Blinkx is a video search engine with a difference. Where its rivals search results span mainly from keywords, Blinkx helps you look for video on the web through some futuristic means.
Using face and speech recognition as well as normal text analysis, the search service allows its user to dig deeper into video content than ever before and offers search for around 35 million hours' video.
While Blinkx has been around since 2005, its recent announcement of a link-up with Miniweb – who currently offers interactive services through BSkyB – means the service will soon be available on a set-top box near you.
With this in mind, TechRadar sat down with the founder of Blinkx, Suranga Chandratillake, to speak about the state of the online video industry in both the US and UK and how search is the secret to make VoD a success…
TechRadar: How does Blinkx differ from, say, Google Video?
Suranga Chandratillake: Google Video is actually one of the most limited video search engines around. This is primarily a strategic thing, because Google owns YouTube. Google has a huge deal of self-confidence where it ideally wants you to use its search service and then go to watch the video in YouTube. That way it gets you as an audience member.
If you compare us more usefully to AOL and Yahoo, the main difference is the way we process the video.
Everybody else depends on metadata – whether it is the title or tags, the description, that kind of thing. We are pretty unique in the fact that we process the video content ourselves. So, our software uses speech recognition, visual analysis, facial analysis and we can automatically extract and use all that information to give a better understanding of what is going on.

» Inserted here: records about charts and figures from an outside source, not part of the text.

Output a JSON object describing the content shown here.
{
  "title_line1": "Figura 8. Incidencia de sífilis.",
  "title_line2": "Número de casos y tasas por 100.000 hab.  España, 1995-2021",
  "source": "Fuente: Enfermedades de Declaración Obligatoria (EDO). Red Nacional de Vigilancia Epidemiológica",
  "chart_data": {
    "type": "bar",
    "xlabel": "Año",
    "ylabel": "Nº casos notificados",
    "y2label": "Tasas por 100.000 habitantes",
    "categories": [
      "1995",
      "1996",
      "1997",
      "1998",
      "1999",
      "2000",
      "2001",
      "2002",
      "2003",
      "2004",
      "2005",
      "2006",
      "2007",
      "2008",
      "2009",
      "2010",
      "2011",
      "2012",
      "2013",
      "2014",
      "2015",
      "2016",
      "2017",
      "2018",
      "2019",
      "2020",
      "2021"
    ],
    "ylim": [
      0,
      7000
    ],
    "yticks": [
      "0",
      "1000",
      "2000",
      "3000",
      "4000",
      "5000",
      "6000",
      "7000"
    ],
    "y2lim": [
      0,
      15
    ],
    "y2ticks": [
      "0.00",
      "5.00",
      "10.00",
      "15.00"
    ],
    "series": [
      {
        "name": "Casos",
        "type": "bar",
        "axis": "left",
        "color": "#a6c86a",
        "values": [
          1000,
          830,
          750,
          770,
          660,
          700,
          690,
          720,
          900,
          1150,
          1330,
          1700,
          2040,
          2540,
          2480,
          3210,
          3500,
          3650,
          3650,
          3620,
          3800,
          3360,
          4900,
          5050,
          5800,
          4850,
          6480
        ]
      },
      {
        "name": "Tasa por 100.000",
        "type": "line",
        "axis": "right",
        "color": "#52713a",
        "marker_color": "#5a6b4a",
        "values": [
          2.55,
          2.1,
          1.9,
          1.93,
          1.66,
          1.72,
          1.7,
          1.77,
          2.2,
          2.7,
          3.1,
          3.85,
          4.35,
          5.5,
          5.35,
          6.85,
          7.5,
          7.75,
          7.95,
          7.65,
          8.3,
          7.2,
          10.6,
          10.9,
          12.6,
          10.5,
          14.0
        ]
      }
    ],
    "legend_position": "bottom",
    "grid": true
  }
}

TR: What difference does this make?
SC: It makes a big difference if you think about it. Even on a professionally news site like the BBC, a four or five minute news clip may only have a two sentence text description. And while this will be a great description as the BBC has good editors,, it doesn't cover the full plethora of concepts from that video.
But if you can listen to the video and 'hear' every single word, you will pick up a lot more. So we get a lot of accuracy doing it our way.
TR: Will your video search service make a clean transition to set-top boxes?
SC: The eventual of platform of use doesn't matter. It's all about breaking the linear experience of search. At the moment, we allow you on the website to click on a number of different ways to search video – from facial recognition to actual keywords. There's no reason why this wouldn't work just as well on a set-top box.
It'll be great for things like news, where you would be able jump to certain topics rather than just scrawling through the news. It is something that you will be able to do with Blinkx's technology.
TR: Can you give us an example of this?
SC: We have some great demos of this technology working with movies. So, you can type in "the name's Bond, James Bond" and it will jump to the exact moment that is said in the whole library of James Bond movies. But while this is a really cool thing to do once or twice, after a while it's actually a pretty limited use.
But when it comes to formative content, it's extremely useful. If you type in Marrakesh, then the search will pick up every time on travel programmes that the city is mentioned, eventually building up a whole stack of content centred around one subject, which is really useful.
You will be able to define what you are interested in and essentially create your own compilation clip show catering to your interests and needs.
TR: With the announcement of a link-up with Miniweb it was mentioned, you will be able to integrate target advertising into the search service. Is this wise considering the backlash Phorm has been getting?
SC: The way that Blinkx does its advert targeting on the website is not through profiling but through contextual targeting. So when you are watching a video about a holiday to Morocco, it knows what the video is about and can suggest a banner ad about a hotel that is available in Morocco right now.
I actually think that is a better way to do it. People don't seem to mind that. If anything, they seemed to appreciate some sort of target advertising based on what they are reading or watching.
It's very different to the sort of advertising where you are watching people's habits over time – that's an altogether more spooky experience.